The estimated price tag:  $15 billion.  And remember that today, FasTracks is at a 57% cost overrun, it has a 0.4% sales tax surcharge with no end in sight, and its completion date could be as far out as 2042.  While consultants and government workers are toiling away on their $2.8 million feasibility study, here are a few actual real life observations:

  • Colorado Springs and Denver could not even find demand to sustain a heavily subsidized bus service between the two cities that cost riders less than it would to park downtown, without even considering gas, maintenance, and time.  The FREX was shut down in 2012, as the economics were not even close to making this endeavor sustainable.
  • Nothing is going to change that fact that Colorado simply does not have the population density to support such a project – the concept is struggling to get off the ground in the largest cities in California.
  • In 2011 Transit Research published a vast amount of information about the virtual economic impossibility of high speed rail from Denver to Vail.  The detailed results of their analysis is on the website InsaneSkiTrain.com.

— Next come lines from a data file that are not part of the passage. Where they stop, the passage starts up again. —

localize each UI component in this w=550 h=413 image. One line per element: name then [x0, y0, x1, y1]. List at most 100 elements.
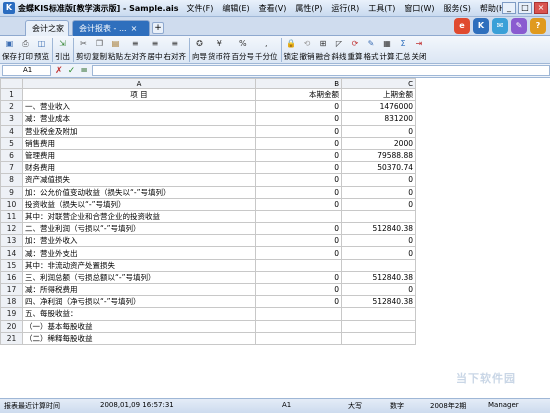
cell-c[interactable]	[341, 319, 416, 333]
maximize-button[interactable]: □	[518, 2, 532, 14]
cell-c[interactable]: 上期金额	[341, 87, 416, 102]
toolbar-button[interactable]: ¥ 货币符	[208, 36, 231, 62]
cell-c[interactable]	[341, 209, 416, 224]
cell-b[interactable]	[255, 258, 342, 272]
row-header[interactable]: 17	[0, 282, 23, 297]
skin-icon[interactable]: K	[473, 18, 489, 34]
cell-a[interactable]: 减：营业外支出	[22, 246, 256, 260]
cell-c[interactable]: 50370.74	[341, 161, 416, 175]
cell-c[interactable]: 0	[341, 124, 416, 138]
cell-b[interactable]	[255, 307, 342, 321]
cell-c[interactable]: 0	[341, 197, 416, 211]
toolbar-button[interactable]: ✎ 格式	[364, 36, 379, 62]
toolbar-button[interactable]: ◫ 预览	[34, 36, 49, 62]
cell-c[interactable]: 512840.38	[341, 222, 416, 236]
toolbar-button[interactable]: Σ 汇总	[396, 36, 411, 62]
cell-c[interactable]	[341, 258, 416, 272]
row-header[interactable]: 5	[0, 136, 23, 150]
cell-b[interactable]: 0	[255, 173, 342, 187]
spreadsheet-grid[interactable]: ABC1项 目本期金额 上期金额 2 一、营业收入 0 1476000 3 减：营业成本 0 8…	[0, 78, 550, 399]
toolbar-button[interactable]: ❐ 复制	[92, 36, 107, 62]
row-header[interactable]: 13	[0, 234, 23, 248]
menu-item[interactable]: 文件(F)	[186, 3, 213, 14]
cell-b[interactable]: 0	[255, 124, 342, 138]
cell-c[interactable]: 79588.88	[341, 148, 416, 163]
cell-a[interactable]: （一）基本每股收益	[22, 319, 256, 333]
toolbar-button[interactable]: ⇥ 关闭	[412, 36, 427, 62]
cell-b[interactable]	[255, 331, 342, 345]
cell-a[interactable]: 减：营业成本	[22, 112, 256, 126]
cell-a[interactable]: 四、净利润（净亏损以“-”号填列）	[22, 295, 256, 309]
row-header[interactable]: 20	[0, 319, 23, 333]
row-header[interactable]: 19	[0, 307, 23, 321]
row-header[interactable]: 6	[0, 148, 23, 163]
row-header[interactable]: 1	[0, 87, 23, 102]
cell-b[interactable]	[255, 209, 342, 224]
toolbar-button[interactable]: ⇲ 引出	[55, 36, 70, 62]
row-header[interactable]: 15	[0, 258, 23, 272]
cell-a[interactable]: 项 目	[22, 87, 256, 102]
cell-c[interactable]: 0	[341, 246, 416, 260]
menu-item[interactable]: 运行(R)	[331, 3, 359, 14]
toolbar-button[interactable]: % 百分号	[232, 36, 255, 62]
cell-c[interactable]: 1476000	[341, 100, 416, 114]
toolbar-button[interactable]: ⎙ 打印	[18, 36, 33, 62]
cell-a[interactable]: 加：公允价值变动收益（损失以“-”号填列）	[22, 185, 256, 199]
toolbar-button[interactable]: ✂ 剪切	[76, 36, 91, 62]
cell-a[interactable]: 管理费用	[22, 148, 256, 163]
toolbar-button[interactable]: ≡ 右对齐	[164, 36, 187, 62]
cell-c[interactable]: 512840.38	[341, 270, 416, 285]
menu-item[interactable]: 编辑(E)	[222, 3, 249, 14]
grid-corner[interactable]	[0, 78, 23, 89]
row-header[interactable]: 14	[0, 246, 23, 260]
cell-a[interactable]: 资产减值损失	[22, 173, 256, 187]
cell-b[interactable]: 0	[255, 246, 342, 260]
cell-b[interactable]: 0	[255, 161, 342, 175]
column-header[interactable]: B	[255, 78, 342, 89]
cell-a[interactable]: 投资收益（损失以“-”号填列）	[22, 197, 256, 211]
skin-icon[interactable]: ✉	[492, 18, 508, 34]
row-header[interactable]: 4	[0, 124, 23, 138]
cell-c[interactable]: 0	[341, 282, 416, 297]
tab-accounting-report[interactable]: 会计报表 - ... ×	[72, 20, 150, 36]
cell-b[interactable]: 0	[255, 270, 342, 285]
cell-a[interactable]: （二）稀释每股收益	[22, 331, 256, 345]
cell-c[interactable]: 512840.38	[341, 295, 416, 309]
menu-item[interactable]: 窗口(W)	[404, 3, 434, 14]
skin-icon[interactable]: ✎	[511, 18, 527, 34]
cell-c[interactable]: 0	[341, 173, 416, 187]
row-header[interactable]: 2	[0, 100, 23, 114]
menu-item[interactable]: 服务(S)	[444, 3, 471, 14]
cell-a[interactable]: 其中：非流动资产处置损失	[22, 258, 256, 272]
cell-c[interactable]	[341, 307, 416, 321]
toolbar-button[interactable]: ≡ 左对齐	[124, 36, 147, 62]
cell-a[interactable]: 财务费用	[22, 161, 256, 175]
confirm-icon[interactable]: ✓	[67, 66, 77, 76]
cell-b[interactable]: 0	[255, 222, 342, 236]
cell-b[interactable]: 0	[255, 197, 342, 211]
row-header[interactable]: 11	[0, 209, 23, 224]
toolbar-button[interactable]: ▤ 粘贴	[108, 36, 123, 62]
cell-c[interactable]: 0	[341, 185, 416, 199]
cell-c[interactable]: 0	[341, 234, 416, 248]
cell-a[interactable]: 加：营业外收入	[22, 234, 256, 248]
cell-a[interactable]: 三、利润总额（亏损总额以“-”号填列）	[22, 270, 256, 285]
toolbar-button[interactable]: ⊞ 融合	[316, 36, 331, 62]
row-header[interactable]: 3	[0, 112, 23, 126]
menu-item[interactable]: 查看(V)	[259, 3, 287, 14]
cell-c[interactable]: 2000	[341, 136, 416, 150]
add-tab-button[interactable]: +	[152, 22, 164, 34]
close-window-button[interactable]: ×	[534, 2, 548, 14]
cell-c[interactable]: 831200	[341, 112, 416, 126]
toolbar-button[interactable]: ▦ 计算	[380, 36, 395, 62]
row-header[interactable]: 21	[0, 331, 23, 345]
skin-icon[interactable]: ?	[530, 18, 546, 34]
cell-b[interactable]: 0	[255, 112, 342, 126]
menu-item[interactable]: 工具(T)	[368, 3, 395, 14]
formula-input[interactable]	[92, 65, 550, 76]
row-header[interactable]: 18	[0, 295, 23, 309]
cell-b[interactable]: 0	[255, 282, 342, 297]
column-header[interactable]: C	[341, 78, 416, 89]
cell-a[interactable]: 销售费用	[22, 136, 256, 150]
cell-b[interactable]: 本期金额	[255, 87, 342, 102]
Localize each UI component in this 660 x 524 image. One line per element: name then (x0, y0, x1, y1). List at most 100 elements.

Thankfully, this absurd study will end in September, and hopefully with that, not a penny more of taxpayers’ dollars (or those the U.S. is borrowing from China) will be dumped into this black hole.  That’s looking unlikely, however, because somehow members of the ICS have somehow predicted that this project would be profitable, and that “ICS team members believe it is important to get started on the project as soon as possible.”

Coloradans should have no interest in being taken for a ride again, especially on an overpriced high speed train.  Colorado taxpayers have had enough of the bait and switch that bureaucrats and central planners pull time and time again.